Find the values of $p$ for which $\sum_{n=2}^\infty \frac{1}{n\log_2^p n}$ is convergent

Question

Can anybody help me with the following problem?

Let $p>0$ and consider the series: $$\sum_{n=2}^\infty \frac{1}{n\log_2^p n}.$$ Find the values of $p$ for which the series is convergent.

Answer 1

The Cauchy Condensation Test states that $\displaystyle\sum_{n=1}^{\infty} f(n)$ converges if and only if $\displaystyle\sum_{n=1}^{\infty} 2^n f(2^n) $ converges provided $f(n)$ is non-negative and non-increasing.
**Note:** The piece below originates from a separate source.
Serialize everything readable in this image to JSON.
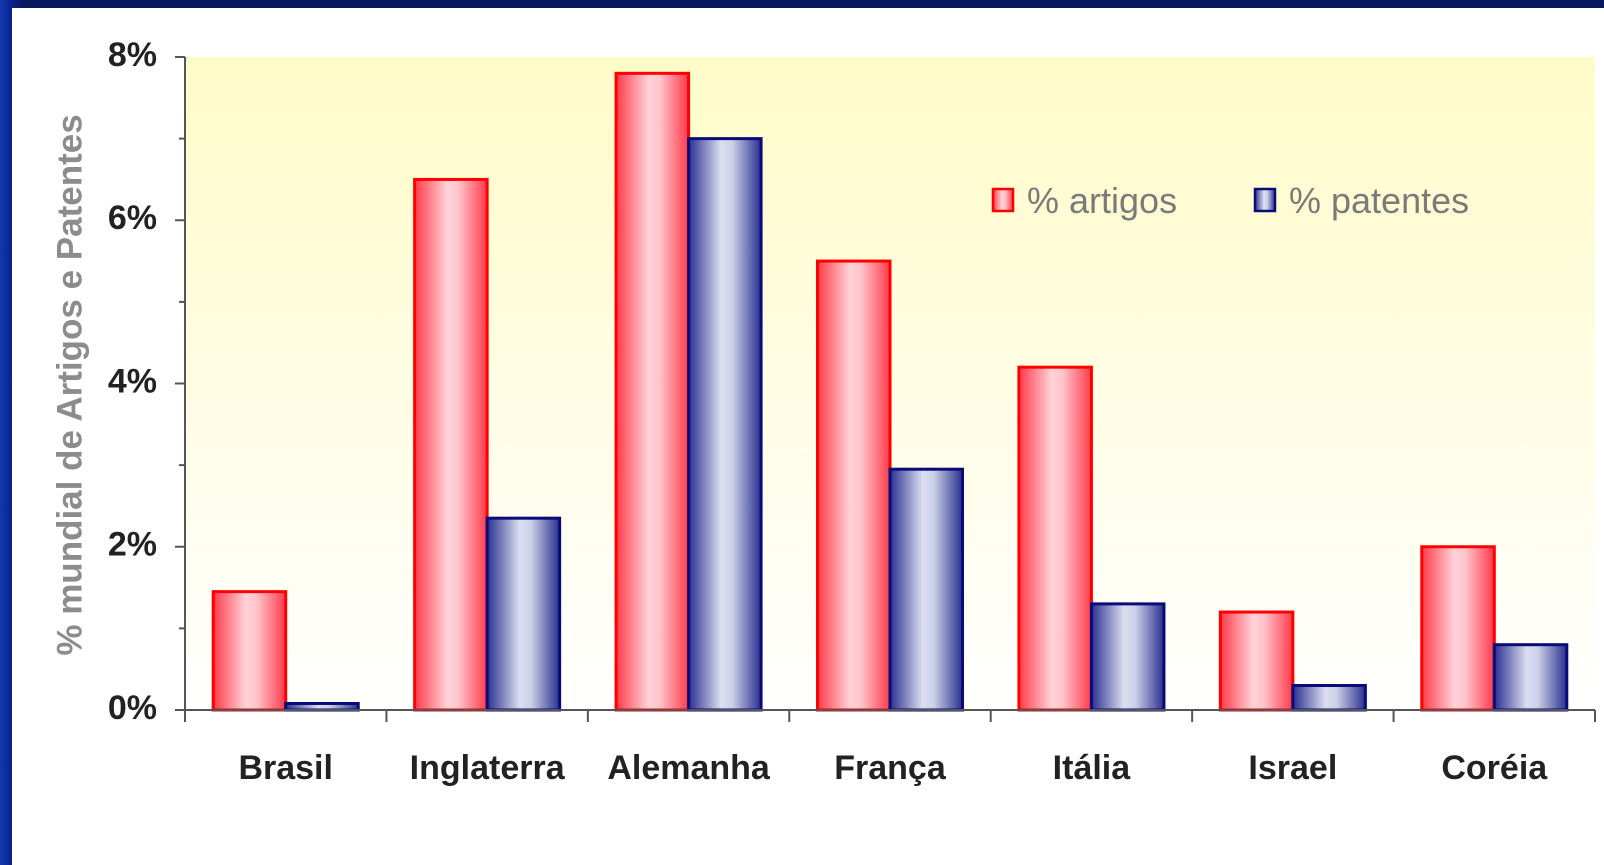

Now this is a good test to use here, since we have a logarithm of base 2. In this case, let's take $f(n) = \frac{1}{n \log_2^p n}$. This clearly satisfies the conditions of the test because the lower limit is 2.

Now let's find $2^n f(2^n)$: $$2^n f(2^n) = 2^n \left(\frac{1}{2^n \log_2^p (2^n)} \right) = \frac{1}{n^p}$$

So applying the test, we have:

$\displaystyle\sum_{n=2}^{\infty} \frac{1}{n \log_2^p n}$ converges if and only if $ \displaystyle\sum_{n=2}^{\infty} \frac{1}{n^p}$ converges.

This is a standard series. It converges if $p>1$ and diverges if $p \leq 1$.